Because intuition fails in high dimensions, we resort to a combined package of representation, evaluation, and optimization a.k.a machine learning (ML). ML offers a powerful toolkit to build complex systems faster. A short paper showing the cautionary side of ML makes for an interesting read. A few more things I found useful related to the field:

You may not need ML.
Business Logic is superior to ML. In cases where you have insufficient prior knowledge, ML offers good estimates.
Understand what your model means.
Keep data dependencies simple and crisp.
Reduce code volume.
ML processes should be designed based on the information flow paradigm.

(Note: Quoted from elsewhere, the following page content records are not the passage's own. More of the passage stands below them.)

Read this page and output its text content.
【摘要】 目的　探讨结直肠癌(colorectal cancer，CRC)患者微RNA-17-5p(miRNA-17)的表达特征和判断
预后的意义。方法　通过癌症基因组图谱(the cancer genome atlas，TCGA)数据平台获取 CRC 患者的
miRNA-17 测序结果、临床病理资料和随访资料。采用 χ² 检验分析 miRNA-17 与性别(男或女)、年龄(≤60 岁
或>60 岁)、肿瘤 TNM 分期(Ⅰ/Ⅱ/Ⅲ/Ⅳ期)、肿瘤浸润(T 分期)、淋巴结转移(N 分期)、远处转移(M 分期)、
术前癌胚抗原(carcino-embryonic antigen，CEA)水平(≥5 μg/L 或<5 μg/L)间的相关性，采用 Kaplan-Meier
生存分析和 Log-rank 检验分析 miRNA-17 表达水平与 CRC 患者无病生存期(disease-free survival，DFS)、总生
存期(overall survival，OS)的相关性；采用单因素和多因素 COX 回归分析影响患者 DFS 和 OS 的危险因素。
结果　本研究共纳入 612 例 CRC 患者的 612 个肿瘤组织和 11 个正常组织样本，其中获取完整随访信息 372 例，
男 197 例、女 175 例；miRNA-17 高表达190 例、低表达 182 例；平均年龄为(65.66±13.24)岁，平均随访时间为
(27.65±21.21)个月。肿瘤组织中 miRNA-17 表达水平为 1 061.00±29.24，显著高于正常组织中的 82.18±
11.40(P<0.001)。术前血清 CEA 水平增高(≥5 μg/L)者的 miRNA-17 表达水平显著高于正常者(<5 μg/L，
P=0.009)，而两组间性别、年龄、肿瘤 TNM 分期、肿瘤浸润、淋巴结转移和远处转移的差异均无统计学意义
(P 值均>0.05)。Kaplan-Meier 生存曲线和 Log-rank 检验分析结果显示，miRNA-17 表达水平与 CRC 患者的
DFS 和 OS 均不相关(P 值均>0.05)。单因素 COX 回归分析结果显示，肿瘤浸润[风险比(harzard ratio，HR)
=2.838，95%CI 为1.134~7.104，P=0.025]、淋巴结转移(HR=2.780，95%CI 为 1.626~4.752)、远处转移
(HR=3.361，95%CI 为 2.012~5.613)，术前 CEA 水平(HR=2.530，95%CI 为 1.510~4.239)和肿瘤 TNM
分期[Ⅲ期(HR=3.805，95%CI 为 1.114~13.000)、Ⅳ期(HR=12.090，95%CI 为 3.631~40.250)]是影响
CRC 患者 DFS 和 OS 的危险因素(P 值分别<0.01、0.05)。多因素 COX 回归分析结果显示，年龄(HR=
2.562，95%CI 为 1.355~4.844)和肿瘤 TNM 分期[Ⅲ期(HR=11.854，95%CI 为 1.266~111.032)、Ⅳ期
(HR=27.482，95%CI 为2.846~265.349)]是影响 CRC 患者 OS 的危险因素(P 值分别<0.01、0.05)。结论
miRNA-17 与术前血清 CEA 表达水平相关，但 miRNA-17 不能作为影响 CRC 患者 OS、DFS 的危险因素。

Training is a low effort exercise.
Most of the functions placed at low levels of ML systems are redundant or of little value when compared with the cost of providing them at that low level.
Drawing modular boundaries when designing ML systems is a bad idea. In other words, there should be no features for an ML system -- only functions at the highest application level.

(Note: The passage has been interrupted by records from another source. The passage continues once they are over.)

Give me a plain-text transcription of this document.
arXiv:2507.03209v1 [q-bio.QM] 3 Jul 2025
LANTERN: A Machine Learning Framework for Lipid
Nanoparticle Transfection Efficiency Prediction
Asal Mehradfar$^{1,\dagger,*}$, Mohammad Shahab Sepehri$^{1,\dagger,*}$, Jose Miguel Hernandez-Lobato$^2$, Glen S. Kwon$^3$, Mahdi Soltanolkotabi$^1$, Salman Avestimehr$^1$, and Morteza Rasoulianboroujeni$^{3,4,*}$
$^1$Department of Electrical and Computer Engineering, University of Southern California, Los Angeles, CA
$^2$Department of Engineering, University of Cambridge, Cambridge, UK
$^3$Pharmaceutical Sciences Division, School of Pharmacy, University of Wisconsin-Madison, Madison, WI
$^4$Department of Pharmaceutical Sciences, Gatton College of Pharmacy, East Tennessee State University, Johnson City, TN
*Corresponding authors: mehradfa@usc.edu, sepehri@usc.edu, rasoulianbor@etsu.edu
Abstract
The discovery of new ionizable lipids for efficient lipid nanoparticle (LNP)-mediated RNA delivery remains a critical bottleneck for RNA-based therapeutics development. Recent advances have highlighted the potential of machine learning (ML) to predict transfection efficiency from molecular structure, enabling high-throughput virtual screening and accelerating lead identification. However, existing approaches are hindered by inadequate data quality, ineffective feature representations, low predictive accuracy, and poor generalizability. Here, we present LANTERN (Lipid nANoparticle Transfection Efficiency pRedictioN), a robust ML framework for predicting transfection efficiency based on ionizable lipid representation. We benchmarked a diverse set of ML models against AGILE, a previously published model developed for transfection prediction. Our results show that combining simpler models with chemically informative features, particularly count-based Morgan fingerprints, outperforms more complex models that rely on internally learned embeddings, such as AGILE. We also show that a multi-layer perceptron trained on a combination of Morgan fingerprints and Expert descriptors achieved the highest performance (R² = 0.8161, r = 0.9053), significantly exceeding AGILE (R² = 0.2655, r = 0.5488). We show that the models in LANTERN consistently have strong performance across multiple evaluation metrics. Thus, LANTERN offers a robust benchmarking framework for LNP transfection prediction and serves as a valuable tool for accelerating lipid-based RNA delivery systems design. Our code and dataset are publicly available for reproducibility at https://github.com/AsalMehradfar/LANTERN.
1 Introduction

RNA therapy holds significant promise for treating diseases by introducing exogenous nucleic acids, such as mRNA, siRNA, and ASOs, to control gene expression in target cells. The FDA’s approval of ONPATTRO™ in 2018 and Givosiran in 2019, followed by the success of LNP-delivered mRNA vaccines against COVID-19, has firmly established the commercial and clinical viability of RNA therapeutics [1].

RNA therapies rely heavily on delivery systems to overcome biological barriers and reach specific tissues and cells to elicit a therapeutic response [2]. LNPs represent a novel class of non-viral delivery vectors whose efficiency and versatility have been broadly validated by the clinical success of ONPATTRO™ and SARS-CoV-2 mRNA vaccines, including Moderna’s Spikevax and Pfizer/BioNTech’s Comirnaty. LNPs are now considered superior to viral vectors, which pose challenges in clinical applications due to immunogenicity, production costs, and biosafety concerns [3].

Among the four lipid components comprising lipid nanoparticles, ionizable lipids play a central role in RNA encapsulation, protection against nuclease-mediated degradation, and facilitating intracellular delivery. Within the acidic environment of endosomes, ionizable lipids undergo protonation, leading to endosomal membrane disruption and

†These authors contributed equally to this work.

Choose how to represent your model first: K-NN, SVM, Bayes, Regression, Decision Trees, Rule-Based, Neural Networks, CRFs, or Bayesian Networks. Next, choose your evaluation method: Error Rate, Recall and Precision, Squared Error, Likelihood, KL-Divergence, Utility or Margin based. And finally, choose your optimization approach: Greedy, Branch-and-Bound, Beam Search, Linear Programming, Quadratic Programming, Gradient Descent, Conjugate Gradient or Quasi-Newton.
A dumb algorithm with lots of data beats a decent algorithm with modest amounts of data.
There is no such thing as minima.
Not every representable function can be learned.
Any ML system operates only in a specific observational mode.
If hyperparameter optimization is your only worry, you got it all wrong.
Training your ML model to convergence is impractical.
Remember that modifying the model can have significant effects on memory layout.
Reward function design is tricky and oftentimes, reinforcement learning isn't practical or accurate.
Real models diverge.
It is the behavior of your optimization algorithm that counts, not its 'zero' loss. Is it learning bad correlations or good ones first?
Overparameterising neural networks is a simple way to get acceptable results.
Your neural network of million parameters has an equivalent thousand-variable polynomial regression equation.
There is no best learner. If your algorithm is better at solving one problem, it is worse at another.
ML development is not a monolithic pursuit.